High levels of post-traumatic stress are well documented among refugees. Yet, refugee adolescents display high heterogeneity in their type of trauma and symptom levels. Following the recurrent plea for validated trauma screening tools, this study investigated the psychometric properties of the Children's Revised Impact of Event Scale (CRIES-8) among refugee adolescents from Afghanistan ( = 148), Syria ( = 234), and Somalia ( = 175) living in Europe. The model fit for the confirmatory factor structures was tested, as well as measurement invariance between the three groups. The robustness of results was evaluated by testing measurement invariance between recently arrived and settled adolescents, and between different response labelling options. Reliability (, , and ordinal ), criterion validity, and prevalence estimates were calculated. The intrusion subscale showed a better stable model fit than the avoidance subscale, but the two-factor structure was mainly supported. Configural measurement invariance was achieved between Afghan and Somali adolescents, and strong measurement invariance between Syrian and Somali adolescents. The results were robust considering the time living in the host country and response labelling styles. Reliability was low among Afghan and Syrian adolescents (.717-.856), whereas it was higher among Somali adolescents (.831-.887). The total score had medium-sized correlations with emotional problems (.303-.418) and low correlations with hyperactivity (.077-.155). There were statistically significant differences in symptom prevalence: Afghan adolescents had higher prevalence (55.5%) than Syrian (42.8%) and Somali (37%) adolescents, and unaccompanied refugee minors had higher symptom prevalence (63.5%) than accompanied adolescents (40.7%). This study mostly supports the use of the CRIES-8 among adolescents from Afghanistan, Syria, and Somalia, and even comparative analyses of group means. Variation in reliability estimates, however, makes diagnostic predictions difficult, as the risk of misclassification is high.

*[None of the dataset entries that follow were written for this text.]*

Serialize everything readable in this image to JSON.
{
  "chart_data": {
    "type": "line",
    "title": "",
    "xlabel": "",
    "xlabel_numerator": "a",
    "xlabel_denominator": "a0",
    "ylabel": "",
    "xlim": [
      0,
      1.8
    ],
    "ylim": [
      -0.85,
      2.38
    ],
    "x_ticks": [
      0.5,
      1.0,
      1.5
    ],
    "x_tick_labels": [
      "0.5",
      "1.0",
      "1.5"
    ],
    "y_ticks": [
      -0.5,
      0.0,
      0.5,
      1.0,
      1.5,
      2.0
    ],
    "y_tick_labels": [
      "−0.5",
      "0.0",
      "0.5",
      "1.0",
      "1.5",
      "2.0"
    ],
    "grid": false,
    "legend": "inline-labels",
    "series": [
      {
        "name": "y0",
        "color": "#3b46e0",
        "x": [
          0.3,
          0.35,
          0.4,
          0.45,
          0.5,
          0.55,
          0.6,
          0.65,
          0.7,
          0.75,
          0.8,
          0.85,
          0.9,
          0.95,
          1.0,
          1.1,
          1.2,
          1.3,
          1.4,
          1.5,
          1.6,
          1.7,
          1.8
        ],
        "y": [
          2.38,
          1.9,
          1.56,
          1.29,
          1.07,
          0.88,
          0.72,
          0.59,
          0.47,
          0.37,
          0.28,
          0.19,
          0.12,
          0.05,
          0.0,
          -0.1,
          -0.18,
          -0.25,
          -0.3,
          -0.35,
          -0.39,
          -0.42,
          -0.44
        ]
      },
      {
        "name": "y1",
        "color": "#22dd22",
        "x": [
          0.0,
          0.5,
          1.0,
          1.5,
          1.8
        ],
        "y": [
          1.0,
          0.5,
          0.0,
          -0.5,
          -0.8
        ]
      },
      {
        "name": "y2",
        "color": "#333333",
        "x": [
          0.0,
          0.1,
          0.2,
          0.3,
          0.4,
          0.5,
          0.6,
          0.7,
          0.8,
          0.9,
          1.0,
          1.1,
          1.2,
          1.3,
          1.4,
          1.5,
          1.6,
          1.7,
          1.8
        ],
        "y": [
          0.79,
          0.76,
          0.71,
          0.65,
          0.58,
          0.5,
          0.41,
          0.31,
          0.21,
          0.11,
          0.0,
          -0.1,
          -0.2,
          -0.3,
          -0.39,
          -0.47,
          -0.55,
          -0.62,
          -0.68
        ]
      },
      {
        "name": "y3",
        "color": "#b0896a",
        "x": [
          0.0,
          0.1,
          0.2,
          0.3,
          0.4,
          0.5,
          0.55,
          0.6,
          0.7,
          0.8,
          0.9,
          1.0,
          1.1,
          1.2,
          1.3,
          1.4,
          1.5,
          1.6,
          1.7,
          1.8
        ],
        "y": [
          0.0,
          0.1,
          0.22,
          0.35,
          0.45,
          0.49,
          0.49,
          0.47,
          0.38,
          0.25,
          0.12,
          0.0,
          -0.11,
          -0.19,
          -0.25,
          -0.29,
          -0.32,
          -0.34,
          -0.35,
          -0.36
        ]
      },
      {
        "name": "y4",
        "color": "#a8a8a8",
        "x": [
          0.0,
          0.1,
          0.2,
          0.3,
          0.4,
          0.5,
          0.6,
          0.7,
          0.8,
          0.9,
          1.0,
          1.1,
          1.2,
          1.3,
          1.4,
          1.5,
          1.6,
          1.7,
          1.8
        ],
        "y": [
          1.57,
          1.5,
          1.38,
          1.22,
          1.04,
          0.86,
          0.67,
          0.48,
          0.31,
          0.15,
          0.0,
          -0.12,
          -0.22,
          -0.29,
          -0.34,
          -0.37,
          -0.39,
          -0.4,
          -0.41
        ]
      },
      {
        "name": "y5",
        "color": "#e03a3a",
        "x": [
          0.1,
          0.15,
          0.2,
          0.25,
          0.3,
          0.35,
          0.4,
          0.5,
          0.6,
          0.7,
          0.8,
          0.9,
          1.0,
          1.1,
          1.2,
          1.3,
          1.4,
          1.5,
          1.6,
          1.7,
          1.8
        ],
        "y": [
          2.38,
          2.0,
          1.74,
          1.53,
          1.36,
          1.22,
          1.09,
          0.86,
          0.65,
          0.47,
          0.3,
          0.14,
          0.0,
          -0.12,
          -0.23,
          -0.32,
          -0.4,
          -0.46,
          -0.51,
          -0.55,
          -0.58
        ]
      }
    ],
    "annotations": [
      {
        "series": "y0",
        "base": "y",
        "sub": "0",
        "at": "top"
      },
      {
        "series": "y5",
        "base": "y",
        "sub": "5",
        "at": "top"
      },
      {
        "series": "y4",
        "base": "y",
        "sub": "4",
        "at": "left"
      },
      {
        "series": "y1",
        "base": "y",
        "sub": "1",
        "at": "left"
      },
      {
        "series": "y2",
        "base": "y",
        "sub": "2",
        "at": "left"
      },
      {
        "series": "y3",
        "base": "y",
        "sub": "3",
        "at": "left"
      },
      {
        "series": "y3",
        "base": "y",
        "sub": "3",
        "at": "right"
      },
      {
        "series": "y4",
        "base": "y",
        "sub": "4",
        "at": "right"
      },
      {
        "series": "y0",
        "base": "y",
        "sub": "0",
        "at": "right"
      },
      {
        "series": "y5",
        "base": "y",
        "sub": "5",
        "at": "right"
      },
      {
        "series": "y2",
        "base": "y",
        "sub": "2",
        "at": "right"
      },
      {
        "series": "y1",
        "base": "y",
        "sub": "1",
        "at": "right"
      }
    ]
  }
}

创伤后应激水平在难民中已有大量记录。然而,难民青少年在其创伤类型和症状水平上表现出高度的异质性。在反复呼吁使用经过验证的创伤筛查工具之后,本研究调查了儿童修订后的创伤后应激量表(CRIES-8)在欧洲的阿富汗(n=148)、叙利亚(n=234)和索马里(n=175)难民青少年中的心理测量特性。验证了验证性因素结构的模型拟合度,以及三组之间的测量不变性。通过测试最近抵达和定居的青少年以及不同反应标签选项之间的测量不变性,评估了结果的稳健性。计算了可靠性(、、和 ordinal)、效标效度和患病率估计值。入侵子量表的稳定模型拟合度优于回避子量表,但主要支持两因素结构。阿富汗和索马里青少年之间实现了配置测量不变性,叙利亚和索马里青少年之间实现了强测量不变性。考虑到在收容国居住的时间和反应标签样式,结果是稳健的。阿富汗和叙利亚青少年的可靠性较低(.717-.856),而索马里青少年的可靠性较高(.831-.887)。总分与情绪问题(.303-.418)呈中等相关,与多动(.077-.155)呈低相关。症状患病率存在统计学显著差异:阿富汗青少年的患病率(55.5%)高于叙利亚(42.8%)和索马里(37%)青少年,无人陪伴的难民未成年人的症状患病率(63.5%)高于有陪伴的青少年(40.7%)。本研究主要支持在阿富汗、叙利亚和索马里的青少年中使用 CRIES-8,甚至支持对组平均值进行比较分析。然而,可靠性估计值的变化使得诊断预测变得困难,因为错误分类的风险很高。